Biden’s pandemic history

In his November 29 Best of the Web column “Biden’s partisan pandemic history,” the Wall Street Journal’s James Freeman took up President Biden’s remarks the previous day on the Omicron variant (transcript here). Biden’s remarks implicitly trashed President Trump’s handling of the epidemic in a characteristically ungracious, ungrateful, and dishonest manner. I call it “The Biden variant.” Freeman writes in a more dispassionate spirit (links omitted):

At Monday’s [White House press] event the topic was Covid but unfortunately the Biden approach was the same [i.e., purveying “whoppers”]. “A year ago America was floundering against the first variant of Covid,” claimed Mr. Biden.

This new Biden claim is more a statement of opinion than an assertion of fact. But it still raises the question of how well the president has been keeping his aforementioned honesty pledge [“When I was elected I said I would always be honest with you”].

What exactly was happening one year ago? On Nov. 30, 2020, the Journal’s Peter Loftus reported:

Moderna Inc. said it asked U.S. and European health regulators Monday to authorize use of its Covid-19 vaccine, after it was shown to be 94.1% effective in a full analysis of a pivotal study.

The timing keeps the vaccine on track to become possibly the second to go into use in the U.S. by year’s end—after one already under regulatory review from Pfizer Inc. and BioNTech SE —with inoculation available to the general public likely in spring or summer. Moderna said some doses also could become available in Europe in December…The progress is remarkably quick for vaccines, accomplishing in months what typically takes a decade.

Defying the predictions of people like Joe Biden and Anthony Fauci, the pharmaceutical industry, with a huge assist from the Trump administration’s Operation Warp Speed, had just pulled off an enormous scientific triumph. The Trump effort yielded another holiday miracle in December by somehow motivating the bureaucrats at the U.S. Food and Drug Administration to quickly approve the vaccines for emergency use. Distribution then ramped up more quickly than many expected.

Unfortunately, even a year ago it was clear there would be some skepticism among potential recipients of the vaccines. Six days before the report from Mr. Loftus, the Journal’s Jimmy Vielkind reported:

Nearly a quarter of New Yorkers say they are unlikely to take a vaccine against the coronavirus when it becomes available, according to a poll released Tuesday.

Twenty-four percent of the 803 New York state voters surveyed by the Siena College Research Institute last week said they would either probably not or definitely not take a coronavirus vaccine if approved by the Food and Drug Administration…

Siena spokesman Steven Greenberg said the survey found support for the vaccine was “regardless of party, region, race, age, religion, gender, or even who they supported in the presidential election.”

Even after approval, mass distribution will take months. New York Gov. Andrew Cuomo said in October that he expected people might be skeptical that FDA approvals could be influenced by President Trump, who has cheered the rapid deployment of a vaccine. The Democratic governor formed a panel of state experts to review any FDA determination, and he has criticized the Trump administration’s vaccine-distribution plans.

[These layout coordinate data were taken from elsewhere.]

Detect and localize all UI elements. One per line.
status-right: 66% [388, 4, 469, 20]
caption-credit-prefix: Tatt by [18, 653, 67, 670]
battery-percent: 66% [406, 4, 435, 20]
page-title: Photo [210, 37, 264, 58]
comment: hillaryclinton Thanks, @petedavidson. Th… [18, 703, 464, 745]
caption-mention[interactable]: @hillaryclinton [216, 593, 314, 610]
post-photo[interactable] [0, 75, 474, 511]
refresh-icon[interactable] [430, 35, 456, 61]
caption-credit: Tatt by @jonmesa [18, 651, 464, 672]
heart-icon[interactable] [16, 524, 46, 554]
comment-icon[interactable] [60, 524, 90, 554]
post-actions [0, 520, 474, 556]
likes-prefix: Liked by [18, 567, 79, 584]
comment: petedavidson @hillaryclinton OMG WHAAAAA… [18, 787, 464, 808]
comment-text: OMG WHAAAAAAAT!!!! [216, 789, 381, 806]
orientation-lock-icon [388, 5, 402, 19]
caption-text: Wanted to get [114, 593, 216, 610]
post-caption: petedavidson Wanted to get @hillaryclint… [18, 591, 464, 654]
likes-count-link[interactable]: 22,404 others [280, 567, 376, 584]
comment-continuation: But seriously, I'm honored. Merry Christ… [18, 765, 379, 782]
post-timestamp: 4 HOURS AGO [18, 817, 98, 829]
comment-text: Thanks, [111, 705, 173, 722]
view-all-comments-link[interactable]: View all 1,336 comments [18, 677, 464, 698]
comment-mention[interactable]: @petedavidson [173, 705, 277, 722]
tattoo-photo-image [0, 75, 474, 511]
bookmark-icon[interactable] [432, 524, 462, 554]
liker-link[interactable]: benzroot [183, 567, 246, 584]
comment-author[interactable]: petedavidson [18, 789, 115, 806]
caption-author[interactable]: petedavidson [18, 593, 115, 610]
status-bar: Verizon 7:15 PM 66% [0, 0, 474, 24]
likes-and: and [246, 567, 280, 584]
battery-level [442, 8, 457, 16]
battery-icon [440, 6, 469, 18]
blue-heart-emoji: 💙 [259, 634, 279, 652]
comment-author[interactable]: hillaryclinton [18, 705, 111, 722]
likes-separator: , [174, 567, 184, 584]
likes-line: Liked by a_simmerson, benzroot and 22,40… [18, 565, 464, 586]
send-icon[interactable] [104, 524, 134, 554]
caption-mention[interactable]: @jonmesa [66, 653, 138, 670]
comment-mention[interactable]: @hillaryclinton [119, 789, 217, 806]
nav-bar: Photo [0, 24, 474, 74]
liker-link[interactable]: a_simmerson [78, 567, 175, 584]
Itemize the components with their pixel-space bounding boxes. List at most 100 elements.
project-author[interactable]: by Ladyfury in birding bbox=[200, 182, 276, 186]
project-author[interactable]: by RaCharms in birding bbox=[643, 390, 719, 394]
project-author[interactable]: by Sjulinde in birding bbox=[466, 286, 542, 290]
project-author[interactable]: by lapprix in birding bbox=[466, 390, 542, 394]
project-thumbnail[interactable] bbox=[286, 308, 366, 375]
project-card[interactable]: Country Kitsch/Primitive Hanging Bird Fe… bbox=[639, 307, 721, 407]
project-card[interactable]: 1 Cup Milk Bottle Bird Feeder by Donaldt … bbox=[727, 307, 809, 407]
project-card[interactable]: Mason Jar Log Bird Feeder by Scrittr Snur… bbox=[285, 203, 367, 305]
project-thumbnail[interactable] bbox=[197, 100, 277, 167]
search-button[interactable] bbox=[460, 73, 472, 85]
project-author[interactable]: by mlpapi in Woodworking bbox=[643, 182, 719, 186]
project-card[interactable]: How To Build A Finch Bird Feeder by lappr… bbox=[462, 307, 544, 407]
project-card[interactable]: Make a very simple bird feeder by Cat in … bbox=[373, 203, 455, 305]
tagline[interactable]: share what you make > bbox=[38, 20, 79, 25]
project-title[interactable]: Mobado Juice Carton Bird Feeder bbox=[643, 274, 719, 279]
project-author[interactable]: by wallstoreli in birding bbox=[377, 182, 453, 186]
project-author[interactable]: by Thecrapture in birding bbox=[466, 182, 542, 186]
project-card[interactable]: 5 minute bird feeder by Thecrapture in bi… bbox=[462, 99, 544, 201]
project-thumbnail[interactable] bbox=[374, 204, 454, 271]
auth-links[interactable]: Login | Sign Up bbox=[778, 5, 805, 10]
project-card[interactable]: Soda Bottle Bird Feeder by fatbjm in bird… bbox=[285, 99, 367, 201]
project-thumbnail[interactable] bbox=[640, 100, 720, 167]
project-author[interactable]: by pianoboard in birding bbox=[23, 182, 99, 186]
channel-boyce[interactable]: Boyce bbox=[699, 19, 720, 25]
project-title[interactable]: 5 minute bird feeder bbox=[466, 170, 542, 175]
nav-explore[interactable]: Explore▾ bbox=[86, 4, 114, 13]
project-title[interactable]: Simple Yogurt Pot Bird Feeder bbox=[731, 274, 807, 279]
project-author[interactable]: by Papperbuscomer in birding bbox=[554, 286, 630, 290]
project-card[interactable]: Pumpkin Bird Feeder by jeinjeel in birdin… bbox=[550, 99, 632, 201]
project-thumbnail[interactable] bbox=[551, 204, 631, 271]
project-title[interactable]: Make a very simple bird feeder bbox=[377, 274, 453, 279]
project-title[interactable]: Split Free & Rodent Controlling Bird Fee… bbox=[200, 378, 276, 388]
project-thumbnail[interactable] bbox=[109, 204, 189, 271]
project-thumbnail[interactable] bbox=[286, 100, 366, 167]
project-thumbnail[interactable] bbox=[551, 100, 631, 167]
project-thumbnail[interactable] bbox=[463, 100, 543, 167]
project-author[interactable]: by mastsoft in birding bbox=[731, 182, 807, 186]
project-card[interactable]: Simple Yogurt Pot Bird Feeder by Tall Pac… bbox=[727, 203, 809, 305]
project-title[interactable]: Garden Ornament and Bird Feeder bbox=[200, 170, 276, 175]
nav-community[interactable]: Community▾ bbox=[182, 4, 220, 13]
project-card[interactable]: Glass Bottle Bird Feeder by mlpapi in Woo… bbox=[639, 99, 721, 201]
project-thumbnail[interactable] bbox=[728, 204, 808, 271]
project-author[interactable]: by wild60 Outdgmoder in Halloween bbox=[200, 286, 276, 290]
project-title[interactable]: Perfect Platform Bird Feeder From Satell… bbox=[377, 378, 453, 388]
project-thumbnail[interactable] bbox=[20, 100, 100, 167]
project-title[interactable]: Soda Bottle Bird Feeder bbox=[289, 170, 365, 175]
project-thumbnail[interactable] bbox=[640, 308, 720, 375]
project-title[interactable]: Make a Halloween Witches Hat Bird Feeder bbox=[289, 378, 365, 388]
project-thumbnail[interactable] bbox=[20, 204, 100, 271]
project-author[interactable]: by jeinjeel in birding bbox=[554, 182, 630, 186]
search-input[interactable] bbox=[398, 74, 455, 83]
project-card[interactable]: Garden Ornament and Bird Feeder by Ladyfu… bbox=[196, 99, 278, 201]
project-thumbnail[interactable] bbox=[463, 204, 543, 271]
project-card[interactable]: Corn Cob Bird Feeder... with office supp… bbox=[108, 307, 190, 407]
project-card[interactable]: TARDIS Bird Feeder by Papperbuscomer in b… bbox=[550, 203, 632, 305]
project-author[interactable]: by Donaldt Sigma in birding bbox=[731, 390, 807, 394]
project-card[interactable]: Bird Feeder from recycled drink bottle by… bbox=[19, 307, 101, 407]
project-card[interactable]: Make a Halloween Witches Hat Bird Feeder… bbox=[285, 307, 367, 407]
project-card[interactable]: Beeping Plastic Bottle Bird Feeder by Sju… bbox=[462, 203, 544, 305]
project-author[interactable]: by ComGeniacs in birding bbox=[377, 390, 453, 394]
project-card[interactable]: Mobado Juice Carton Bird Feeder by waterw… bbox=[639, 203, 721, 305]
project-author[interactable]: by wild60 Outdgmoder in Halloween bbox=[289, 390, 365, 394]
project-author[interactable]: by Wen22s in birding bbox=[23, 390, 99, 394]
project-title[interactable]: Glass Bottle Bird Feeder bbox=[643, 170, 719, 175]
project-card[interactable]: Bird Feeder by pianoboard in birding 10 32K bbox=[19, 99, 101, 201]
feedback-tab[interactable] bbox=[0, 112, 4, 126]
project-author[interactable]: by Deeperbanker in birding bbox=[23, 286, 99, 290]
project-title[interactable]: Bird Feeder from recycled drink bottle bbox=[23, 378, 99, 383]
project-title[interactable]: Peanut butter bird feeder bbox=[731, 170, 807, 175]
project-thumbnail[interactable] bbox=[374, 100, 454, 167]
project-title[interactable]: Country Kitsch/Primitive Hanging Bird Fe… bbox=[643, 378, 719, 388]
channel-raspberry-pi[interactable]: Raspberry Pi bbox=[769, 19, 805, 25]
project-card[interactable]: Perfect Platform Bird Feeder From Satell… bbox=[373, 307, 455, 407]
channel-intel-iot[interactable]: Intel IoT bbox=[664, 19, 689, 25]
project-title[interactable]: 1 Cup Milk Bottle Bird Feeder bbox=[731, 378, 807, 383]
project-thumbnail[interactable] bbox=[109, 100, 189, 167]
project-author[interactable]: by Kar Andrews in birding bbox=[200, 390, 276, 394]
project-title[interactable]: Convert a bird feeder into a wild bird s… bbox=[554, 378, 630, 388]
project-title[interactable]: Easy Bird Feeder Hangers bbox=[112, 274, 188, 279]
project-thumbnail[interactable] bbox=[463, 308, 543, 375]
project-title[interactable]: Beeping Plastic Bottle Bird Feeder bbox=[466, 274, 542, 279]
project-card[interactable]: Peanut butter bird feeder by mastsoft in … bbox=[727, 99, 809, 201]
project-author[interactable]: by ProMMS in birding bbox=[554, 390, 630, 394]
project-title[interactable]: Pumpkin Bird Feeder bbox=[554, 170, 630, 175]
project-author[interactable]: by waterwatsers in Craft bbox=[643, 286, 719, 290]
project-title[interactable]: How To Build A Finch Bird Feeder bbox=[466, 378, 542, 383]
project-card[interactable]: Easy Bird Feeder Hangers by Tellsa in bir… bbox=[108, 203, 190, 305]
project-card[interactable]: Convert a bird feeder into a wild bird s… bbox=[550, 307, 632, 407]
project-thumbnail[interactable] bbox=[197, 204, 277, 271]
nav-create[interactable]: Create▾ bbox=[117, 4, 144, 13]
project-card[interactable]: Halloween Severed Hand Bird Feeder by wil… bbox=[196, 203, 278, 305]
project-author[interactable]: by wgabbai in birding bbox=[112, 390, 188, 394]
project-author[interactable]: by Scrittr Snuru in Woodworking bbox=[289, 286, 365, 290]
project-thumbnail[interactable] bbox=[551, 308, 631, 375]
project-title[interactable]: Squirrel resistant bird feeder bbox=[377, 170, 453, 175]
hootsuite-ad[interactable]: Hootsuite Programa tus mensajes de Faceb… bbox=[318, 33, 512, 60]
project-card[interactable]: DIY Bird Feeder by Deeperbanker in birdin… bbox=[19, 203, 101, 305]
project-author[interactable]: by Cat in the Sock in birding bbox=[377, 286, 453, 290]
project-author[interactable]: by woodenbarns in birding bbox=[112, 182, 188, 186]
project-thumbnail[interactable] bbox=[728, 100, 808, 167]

Unfortunately Mr. Cuomo wasn’t the only one who had been working to undermine public confidence in the vaccines. “Biden, Seizing on Worries of a Rushed Vaccine, Warns Trump Can’t Be Trusted,” announced a September New York Times headline. Sydney Ember reported:

With deaths from the coronavirus nearing 200,000 in the United States, Joseph R. Biden Jr. on Wednesday assailed President Trump for playing politics with a potential coronavirus vaccine, saying he did not trust Mr. Trump to determine when a vaccine was ready for Americans.

“Let me be clear: I trust vaccines,” Mr. Biden said. “I trust scientists. But I don’t trust Donald Trump, and at this moment, the American people can’t either.”

Mr. Biden’s running mate, Sen. Kamala Harris (D., Calif.), had been sharing a similarly reckless message, including in a September interview with CNN’s Dana Bash [quotation omitted].

Let’s hope that Mr. Biden and Ms. Harris will make more-positive contributions to public health this year than they did last year.

For starters Mr. Biden should forget about more masks and mandates and demand that his FDA immediately approve what appears to be a highly effective Covid treatment–or clearly explain to the public why it won’t. Whether or not Mr. Biden can keep his honesty pledge, he can at least be held accountable.